If you score a touchdown, you get the chance to earn an extra point by scoring a field goal 25 yards away from the endzone. In the N.F.L., this extra point is practically a given, because a 25-yard field goal is rarely missed.
Now to Nate Cohn's analogy.
IIf a 25-yard field goal is super easy for a kicker to make, then what about a 37-yard one? It's pretty easy. "If you're in the N.F.L. and you're a kicker, you can definitely hit 37 yards," said my roommate Collette and her friend Clara, after I co-opted their Friday night to grill them about sports.
Still, you could miss. Maybe it's windy, or maybe the other team "gets in your head." A goal from 37 yards away[^3] is also within "a range where it would be easy to be overly confident," they told me.
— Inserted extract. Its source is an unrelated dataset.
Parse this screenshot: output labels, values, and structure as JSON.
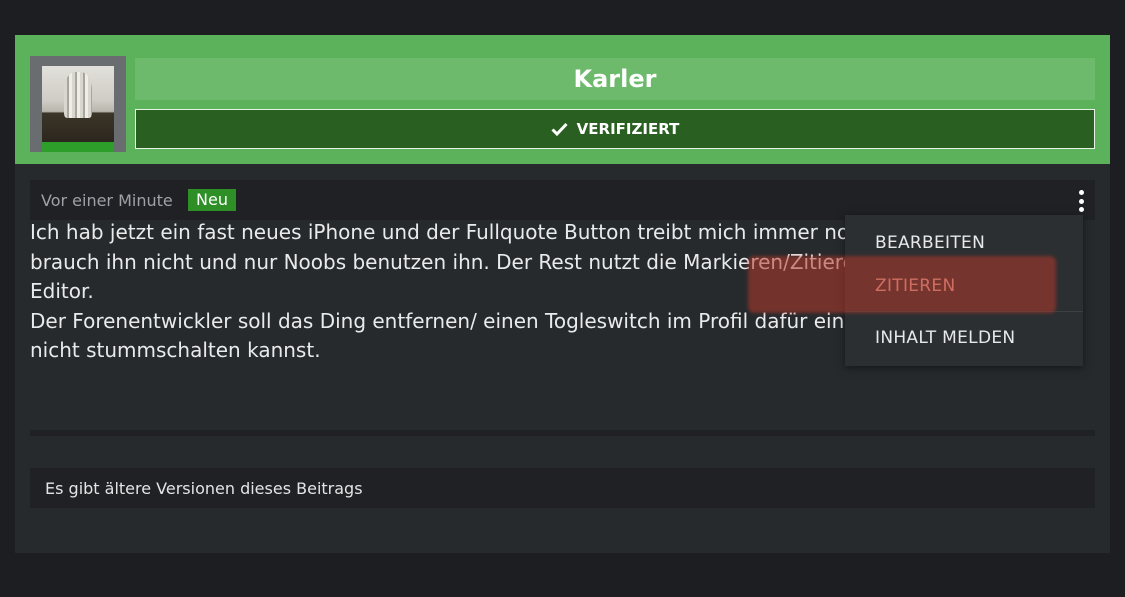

Cohn compares the probability of an N.F.L. kicker scoring such a goal to the Upshot's final forecast for the probability of a Clinton win, 85/100. Numbers-wise, this looks about right, according to N.F.L. stats from 2000 to 2016:
Source: Mike Lopez, via nflscrapR package in R and Advanced Football Analytics
Note the relationship between distance and success rate is non-linear. For instance, the likelihood of making a 37-yard field goal is less than half the likelihood of making a 25-yard one. Plus, because kickers are getting better, the "expected" probability of success for a 37-yard field goal nowadays is closer to 90 percent than to 85 percent:
During the N.C.A.A. College Basketball Tournament, aka March Madness, a 12-seed team plays a higher-ranked team, a 5-seed team (think of a "seed" as a rank). The 12-seed is not favored to win (that's called an "upset")-but it sometimes does, and it's a well-known upset.
The N.C.A.A. hosts an annual nationwide college basketball tournament. The men's competition is called March Madness, with 68 qualifying teams. To simplify, let's eliminate 4 teams and skip to the Field of 64.
The tournament is played in four regions. Each of the teams gets ranked and then distributed across regions (16 teams per region); this is called "seeding." So the top four teams are known as "1-seeds" (one for each region), the next four are "2-seeds," etc. The order of play is visualized on a bracket sheet.
In a 1-seed vs. 16-seed game, the 16-seed will virtually never win, since 1-seeds are the highest-ranked and 16-seeds are the lowest (it has never happened before). Same with 2-seeds v. 15-seeds; Middle Tennessee's win over Michigan State this year was only the eighth time it's ever occurred.
But as you go down the line, upset victories become more likely, since the gap between the opposing teams' rankings narrows. 5 vs. 12 is the "sweet spot"-an upset has occurred every year since 2007.
The 5-12 upset has become somewhat of a cultural phenomenon; my friends who fill out brackets with their predictions always put down at least one 12-seed upset.
Idrees Kahloon's point is that a 12-seed upset is unlikely, but not at all unthinkable-like a Trump victory. According to the data, 12-seeds have won against 5-seeds in 36 percent of games played, slightly higher than FiveThirtyEight's forecast of Trump's chances.
The comparison is "valid for sure," said my friend Maya. Still, "the excitement of March Madness is sort of built on an expectation of upsets," she pointed out.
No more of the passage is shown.